Ogni volta che c’era un ricovero, i medici mi chiamavano e mi chiedevano di convincerlo a rimanere il più a lungo possibile per farsi curare per bene. Io a volte ci riuscivo e a volte no, e alla fine lui s’incazzava quasi sempre e diceva che io ero d’accordo con i dottori per tenerlo rinchiuso lì dentro contro la sua volontà. Come avevano fatto le Brigate Rosse con Moro, prima di ammazzarlo

racconta Carlo Miccio/Marcello.


Si arriva così al cuore pulsante del testo, ovvero l’ovvia e imprescindibile constatazione che nessuno si salva da solo. In fondo è un’affermazione tanto semplice quanto difficile a realizzarsi: una persona che inizia a star male avrebbe bisogno di tutti, di un collettivo che la sostenga, come fa il Collettivo Olandese in ogni suo passaggio o come i paesani pugliesi che circondano, abbracciano, sostengono come in un formidabile collettivo la tarantolata.

I risultati dei campionati di calcio di quegli anni si incrociano con la speciale stagione di Berlinguer e fanno da sfondo all’intenso quanto difficile rapporto padre-figlio. Una relazione sempre in bilico, condizionata dai repentini cambiamenti di umore del padre che, mentre addolora e interroga il figlio, riesce a donare momenti di straordinaria felicità quando, in un momento di irrefrenabile maniacalità, riesce a far costruire l’agognato campo di calcio accanto alla chiesa del paese.

È l’impotenza, l’incapacità di rendersi docilmente e dolcemente utile nei confronti di un padre che deve essere curato a segnare i punti più delicati del libro: un voler fare e non voler essere annientati ab initio dagli indugi burocratici e amministrativi della legge psichiatrica appena approvata negli anni del racconto.

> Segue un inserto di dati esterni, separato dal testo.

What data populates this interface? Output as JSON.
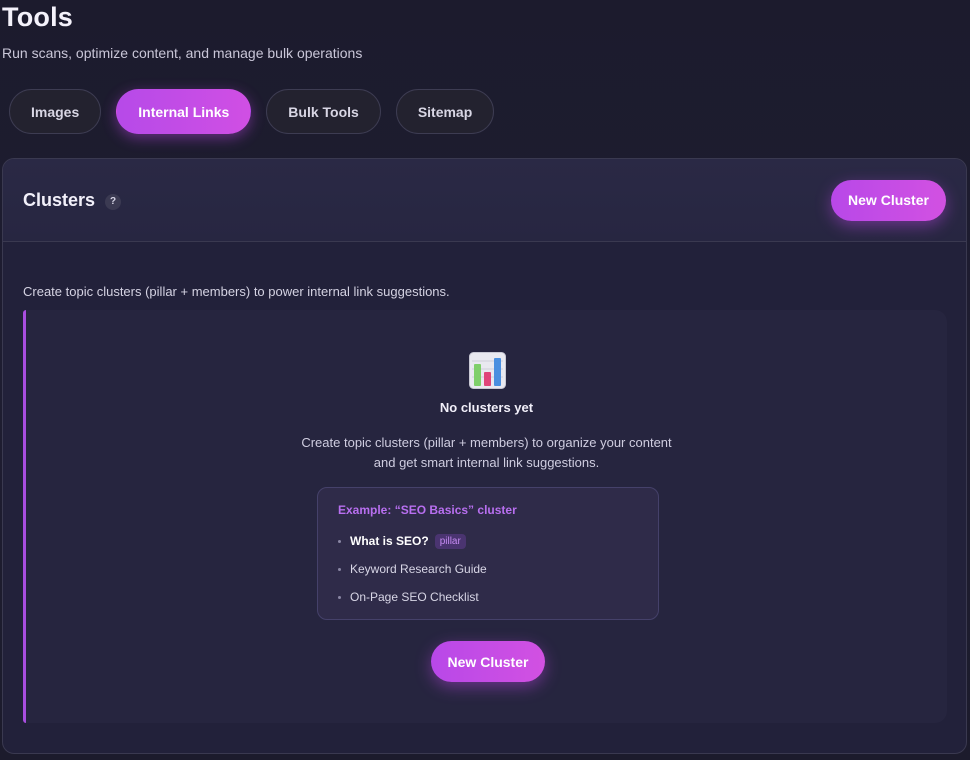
{
  "page": {
    "title": "Tools",
    "subtitle": "Run scans, optimize content, and manage bulk operations"
  },
  "tabs": [
    {
      "label": "Images",
      "active": false
    },
    {
      "label": "Internal Links",
      "active": true
    },
    {
      "label": "Bulk Tools",
      "active": false
    },
    {
      "label": "Sitemap",
      "active": false
    }
  ],
  "panel": {
    "title": "Clusters",
    "help_icon": "?",
    "new_cluster_label": "New Cluster",
    "description": "Create topic clusters (pillar + members) to power internal link suggestions."
  },
  "empty_state": {
    "icon": "bar-chart-icon",
    "title": "No clusters yet",
    "description_line1": "Create topic clusters (pillar + members) to organize your content",
    "description_line2": "and get smart internal link suggestions.",
    "example": {
      "title": "Example: “SEO Basics” cluster",
      "items": [
        {
          "label": "What is SEO?",
          "badge": "pillar"
        },
        {
          "label": "Keyword Research Guide"
        },
        {
          "label": "On-Page SEO Checklist"
        }
      ]
    },
    "button_label": "New Cluster"
  },
  "colors": {
    "accent": "#c04de6",
    "background": "#1c1b2d",
    "panel": "#22213a"
  }
}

La malattia mentale che irrompe in una famiglia devasta e interroga. Non riuscire a capire di cosa soffra esattamente tuo padre, al di là della diagnosi, non riuscire a essergli veramente d’aiuto, coincide un po’ con l’ammalarti anche tu. Un fatale autogol appunto, se le circostanze della vita, i suoi percorsi impervi e scoscesi, faranno sì che, per ironia della sorte, quegli stessi passi nei circuiti della psichiatria rischiano di essere ripercorsi anche da Marcello. E che forse, per ragioni di ordine alfabetico, un giorno il suo fascicolo sarà conservato a fianco a quello di suo padre negli archivi della psichiatria.

Con La trappola del fuorigioco Collana 180 vuole parlare non solo a chi si occupa o ha interesse di questioni legate alla psichiatria o alle malattie della mente, ma a tutti. Il tabù e lo stigma della malattia mentale incontrano con questi testi una neutralizzazione progressiva alla stregua di qualsiasi altro tema oggetto di narrazione e trattazione letteraria. Oggi, grazie a Carlo Miccio e al suo racconto, che appassiona anche calciofili e non, molti avranno modo di entrare in questioni altre e apparentemente distanti dal calcio, dalle sue regole e dal fuorigioco.